The power grid was not designed for this. The PJM Interconnection — the grid serving 67 million people across 13 states — has already failed to procure sufficient generating capacity for the first time in its history. PJM's own market monitor testified this shortfall is "almost entirely the result of large data center load additions." By June 2027, PJM projects it may fall below federal reliability standards — rolling blackouts during heat waves are a real near-term risk.
Residential electricity rates rose 46% since 2019, hitting 19¢/kWh nationally by end of 2025. In Virginia — the world's data center capital — wholesale electricity costs rose up to 267% near data center clusters. Residential bills could rise 25–75% by decade's end. The costs do not land on the companies building the data centers. They land on you.
A typical large data center uses 3–5 million gallons of water per day — equivalent to the daily water use of a city of 50,000 people. That water cools the servers. When it evaporates, it is gone from the local watershed permanently. And companies are deliberately building these facilities in the driest parts of the country.
Over 32% of U.S. data centers sit in high or extremely high water stress areas. Two-thirds of data centers built since 2022 are in drought-prone regions. U.S. data centers directly consumed 17 billion gallons in 2023 — plus an additional 211 billion gallons indirectly through electricity generation required to power them. Texas data centers alone are projected to consume 399 billion gallons per year by 2030.
The companies involved have the data. Google documented its data centers consumed 6.1 billion gallons in 2022 — a 22% increase from 2021. Microsoft: 1.7 billion gallons (FY2023, up 34%). Meta: 2.8 billion gallons. Amazon: partially disclosed. These are not rounding errors in a tight water budget. They are the budget.

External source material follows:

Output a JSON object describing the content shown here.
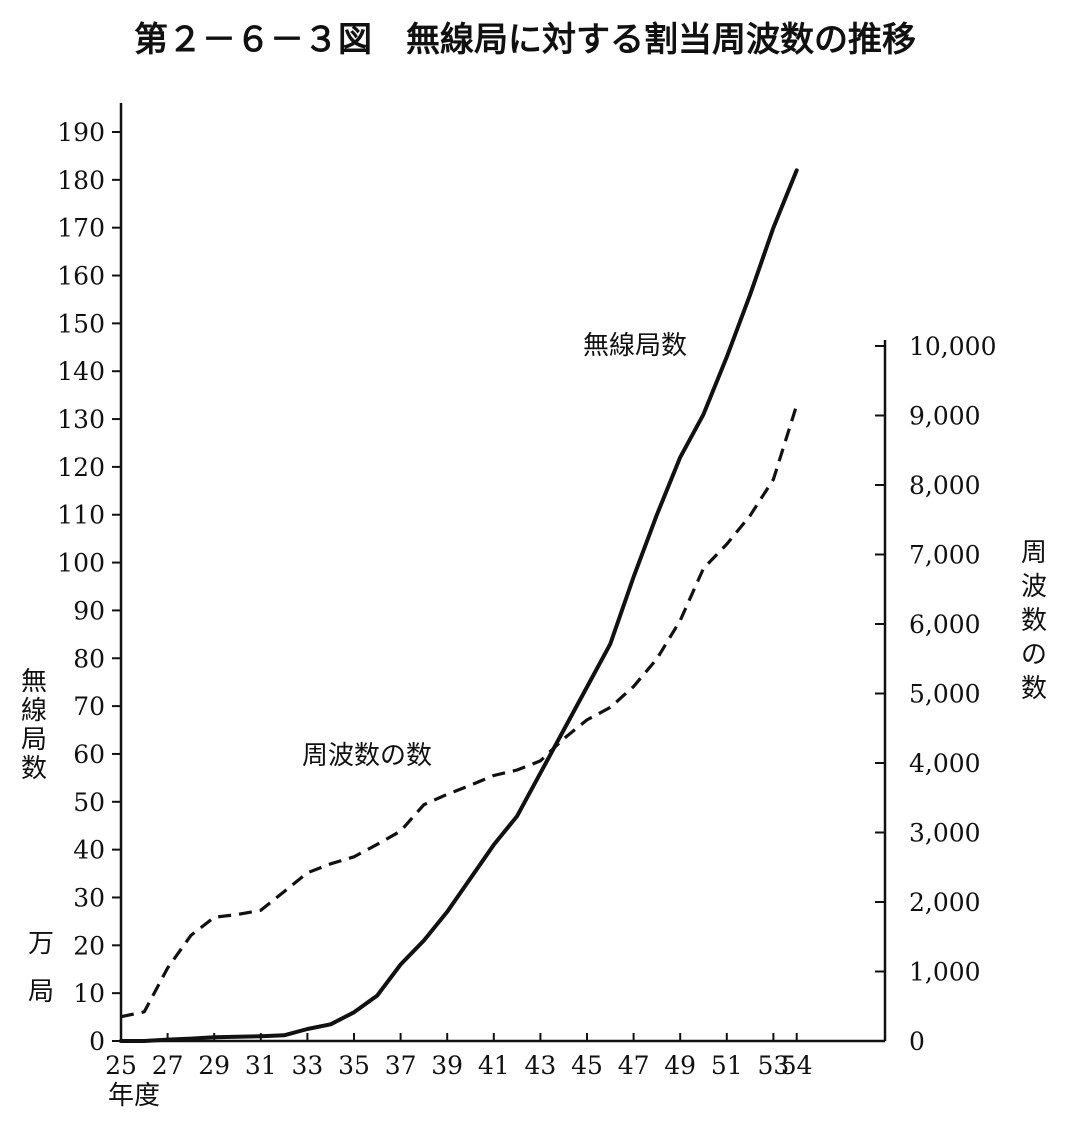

In 2025 alone, Microsoft, Google, Amazon, and Meta committed over $380 billion to AI infrastructure — more than twice what the entire U.S. electric utility industry invests annually. The investment is extraordinary. Who pays for what it requires is the question almost no one is asking at the local level.
The answer is consistently: the public. Grid upgrade costs land on all ratepayers. Water is withdrawn from shared watersheds under minimal permitting. Tax incentives — often negotiated before communities know a deal exists — remove hundreds of millions from state budgets that would fund schools and roads. In Virginia, 25 of 31 communities with data centers had signed nondisclosure agreements with local officials before residents knew what was being built.
The decisions that determine where data centers are built, what tax breaks they receive, and who pays for grid upgrades are made at the state and local level — in city councils, utility commission hearings, and legislature committee rooms that are almost always empty. That emptiness is the strategy.